Attention deficit hyperactivity disorder
ADHD (attention deficit hyperactivity disorder) is a biological, brain-based condition which is caused by a slight difference in the fine-tuning of a normal brain. Today, it is thought to be due to an imbalance in the brain's neurotransmitter chemicals, noradrenalin and dopamine.
ADHD seems to involve impaired neurotransmitter function within the four regions of the brain: the frontal cortex, the limbic system, the basal ganglia and the reticular activating system (RAS). These four regions interact with each other, so any deficiency could lead to the cognitive behavioral problems which characterize ADHD.
Since 1994, ADD (attention deficit disorder) has been known as ADHD and has been broken down into three subtypes: the inattentive type, the hyperactive / impulsive type, and the combined type. They are each characterized by slightly different behaviors:
- Inability to pay attention to details resulting in careless errors
- Difficulty sustaining attention
- Dislike of tasks requiring mental effort
- Listening problems
- Difficulty following instructions
- Organizational problems
- Tendency to lose things
Hyperactive / Impulsive Type
- Difficulty remaining seated
- Inability to play quietly
- Excessive running / climbing
- Excessive talking
- Problems with interrupting in conversations or intruding
- Blurting out answers in class
- Difficulty waiting in line
To receive a diagnosis of ADHD, a combination of symptoms from the above lists has to be present before the age of seven. They must persist for at least six months, causing impaired function in at least two settings such as home, school or work.
How is ADHD diagnosed?
If you suspect ADHD, you should visit your primary care physician. As yet, there is no test that can accurately determine the condition, so the doctor will use a variety of methods to evaluate the patient. Your doctor will perform a physical examination to rule out other underlying conditions, and you will be asked many questions about the patient's development and behavior as well as the family health history. If no comorbid conditions like depression, anxiety, learning disorders or oppositional defiant disorder (ODD) are suspected, then the doctor will begin treatment. If he or she has further concerns, the patient will be referred to a neurologist, psychologist or psychiatrist.
There is no cure for ADHD, but there are a variety of ways to manage the condition. Your doctor will work with you to create a long-term individualized plan which will aim to help the patient control his / her behavior and assist the family in creating an environment for success.
A combination of medication and behavioral therapy has proven successful in treating the symptoms of ADHD in children and adults. Medications such as Ritalin, Concerta and Adderall work to repair the imbalance of neurotransmitter chemicals leading to better executive functions. Behavioral strategies like setting goals and using rewards help contribute to the successful management of ADHD symptoms.
Living with ADHD
Daily life with ADHD can be a challenge, not only for the patient but for everyone in the family. Try instigating the following helpful strategies:
- Develop a daily routine and stick to it.
- Put frequently used items away in the same place.

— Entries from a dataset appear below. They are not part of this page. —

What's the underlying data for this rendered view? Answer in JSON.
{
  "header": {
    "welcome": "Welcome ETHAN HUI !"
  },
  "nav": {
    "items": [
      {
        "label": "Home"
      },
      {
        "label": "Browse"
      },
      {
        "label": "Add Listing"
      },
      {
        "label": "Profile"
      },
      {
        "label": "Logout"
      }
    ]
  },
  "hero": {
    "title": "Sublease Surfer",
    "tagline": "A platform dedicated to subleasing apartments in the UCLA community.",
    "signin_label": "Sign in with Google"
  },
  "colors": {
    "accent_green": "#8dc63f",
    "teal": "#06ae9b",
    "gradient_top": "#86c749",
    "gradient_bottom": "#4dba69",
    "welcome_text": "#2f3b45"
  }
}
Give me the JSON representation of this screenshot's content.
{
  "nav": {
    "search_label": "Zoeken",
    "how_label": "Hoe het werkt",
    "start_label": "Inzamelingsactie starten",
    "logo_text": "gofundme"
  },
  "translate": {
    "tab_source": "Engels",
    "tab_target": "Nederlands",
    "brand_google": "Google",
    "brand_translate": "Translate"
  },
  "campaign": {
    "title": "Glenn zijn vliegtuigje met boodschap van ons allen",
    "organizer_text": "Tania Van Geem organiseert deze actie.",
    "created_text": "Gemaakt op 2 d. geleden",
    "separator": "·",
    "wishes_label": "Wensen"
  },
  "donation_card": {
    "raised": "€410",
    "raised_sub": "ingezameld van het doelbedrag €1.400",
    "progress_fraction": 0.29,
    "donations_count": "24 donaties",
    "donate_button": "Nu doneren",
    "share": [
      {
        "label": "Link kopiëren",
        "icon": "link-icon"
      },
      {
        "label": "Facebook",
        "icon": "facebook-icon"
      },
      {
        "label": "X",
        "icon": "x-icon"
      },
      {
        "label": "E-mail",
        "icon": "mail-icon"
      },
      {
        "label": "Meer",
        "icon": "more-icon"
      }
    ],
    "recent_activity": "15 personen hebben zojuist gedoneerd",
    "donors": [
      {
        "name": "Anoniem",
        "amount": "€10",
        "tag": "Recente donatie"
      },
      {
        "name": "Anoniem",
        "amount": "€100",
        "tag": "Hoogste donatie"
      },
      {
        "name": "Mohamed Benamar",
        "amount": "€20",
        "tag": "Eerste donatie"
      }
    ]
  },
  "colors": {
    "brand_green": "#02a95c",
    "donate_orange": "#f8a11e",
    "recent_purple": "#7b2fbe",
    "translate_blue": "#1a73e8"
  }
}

- Keep a calendar where you can see it.
- Write down appointments immediately.
- Use a reward system.
- Avoid distractions.
- Limit choices.
- Discover and develop a talent.
One out of the many misunderstood ADHD facts is that most children with ADHD have some areas in which paying attention is not a problem; in fact, they actually hyper-focus on certain activities. Many are artistic or musical; others flourish at engineering or construction. Building on these gifts is vital for continuing good self-esteem. By incorporating organizational techniques and other accommodations into their daily lives and by playing to their strengths, most ADDers have gone on to have rich and fulfilling lives.